PELIGRO AL VOLANTE
Hace ya diez años que tengo el carnet de conducir y la verdad es que no me costó mucho sacarlo, el teórico fue a la primera y el práctico a la segunda. Aunque para ser serios tendría que decir que me lo dieron en la tómbola, ni yo misma he podido nunca explicarme cómo pude aprobar ¡No tenía ni idea!
Al principio mi marido me dejaba conducir algún fin de semana, y es que estábamos recién casados y estaba muy enamorado. Pero estaba enamorado, no era tonto y ante el peligro claro de accidente y la falta de fondos bancarios que teníamos entonces, pactamos que no volviera a coger el coche en mi vida. La verdad es que la cosa no me importó mucho, vivo en una ciudad pequeña y el conducir en vez de darme felicidad me creaba un estrés difícil de aguantar.
Así fue pasando el tiempo y hace un año mi padre decidió que necesitaba saber conducir para dirigir un negocio como el suyo. Así que se puso manos a la obra y me pago unas clases de conducir en verano. La cosa no fue mal del todo, me toco un buen profesor, que además es cliente nuestro, y logré dominar el pánico. Además sin la "Espada de Damocles", en forma de examen, encima de mi cabeza la cosa resultó mucho más relajada.
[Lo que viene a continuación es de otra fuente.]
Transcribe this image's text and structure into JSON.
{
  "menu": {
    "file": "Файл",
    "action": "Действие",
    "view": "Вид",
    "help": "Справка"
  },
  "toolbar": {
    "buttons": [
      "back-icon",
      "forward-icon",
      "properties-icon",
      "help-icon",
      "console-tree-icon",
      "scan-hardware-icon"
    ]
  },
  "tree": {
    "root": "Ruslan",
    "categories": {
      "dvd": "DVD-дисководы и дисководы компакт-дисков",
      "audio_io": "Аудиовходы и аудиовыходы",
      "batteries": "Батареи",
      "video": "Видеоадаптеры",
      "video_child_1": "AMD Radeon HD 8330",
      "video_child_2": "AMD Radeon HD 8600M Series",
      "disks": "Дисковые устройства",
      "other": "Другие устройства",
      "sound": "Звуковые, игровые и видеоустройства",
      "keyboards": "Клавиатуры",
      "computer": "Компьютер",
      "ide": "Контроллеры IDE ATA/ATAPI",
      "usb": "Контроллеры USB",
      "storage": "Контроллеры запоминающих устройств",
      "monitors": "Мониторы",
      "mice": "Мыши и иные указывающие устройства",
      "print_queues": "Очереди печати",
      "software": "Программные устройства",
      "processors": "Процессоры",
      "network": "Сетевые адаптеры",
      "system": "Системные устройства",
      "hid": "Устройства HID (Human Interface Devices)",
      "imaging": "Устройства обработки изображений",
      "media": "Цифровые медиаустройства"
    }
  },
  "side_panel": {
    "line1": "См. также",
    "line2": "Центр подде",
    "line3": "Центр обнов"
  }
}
Así que allá por Octubre mis padres se fueron de vacaciones, y me dije "Ésta es la mía". Ni corta ni perezsa decidí coger la furgoneta e ir todos los días a trabajar motorizada "para practicar". La cosa fue un desastre total. El primer día doble un espejo retrovisor, que se pudo colocar sin problemas ¡menos mal! El segundo salí del aparcamiento y noté que la furgo no iba bien, no tiraba ¡y además pitaba! Y yo que llevaba el cinturón puesto no sabía por qué puñetas lo hacía, así que seguí mi renqueante camino. Hasta que a 200 metros del garaje me dí cuenta de que ¡LLEVABA EL FRENO DE MANO MEDIO ECHADO! Cuando llegue al garaje me apetecía no bajarme y cuando lo hice ¡menudo olor a chamusquina! Pero al día siguiente me volvía a montar y la círila funcionaba a las mil maravillas, así que "la machine" dura es un rato. Esos quince días perpetre un montón de desaguisados más como dejar las llaves puestas y rozar con el portón del garaje todo el techo (tuve que enderezar la antena). No me quedaron más ganas de coger el coche en todo el año, ni nadie se sintió con ganas de pedírmelo, por otra parte.
(Observar el golpe)
Pero de nuevo llegó Octubre, esta vez del año 2010, y de nuevo me vi sola ante el peligro y decidí coger el toro por los cuernos. De nuevo me metí en mi papel de fitipaldi y en él sigo. Hasta hoy he dejado una vez el coche sin cerrar, dos veces las llaves puestas, he rozado una vez el techo con el portón del garaje, otra vez dejé cuesta abajo sin poner el freno de mano y en el último momento conseguí pararla antes de que se estrellase contra una farola. Y el Sábado pasado la arme gordísima, entré lanzada en la rampa del garaje (amplísima por otra parte) y pegue contra el muro de hormigón ¿Resultado? Tremendos arañazos en la defensa y el tapacubos ¡y pudo haber sido peor! Ya pedí presupuesto y la broma me va a salir por 200 € . Así que no veo la hora de colgar las llaves hasta el año que viene "Dios mediante".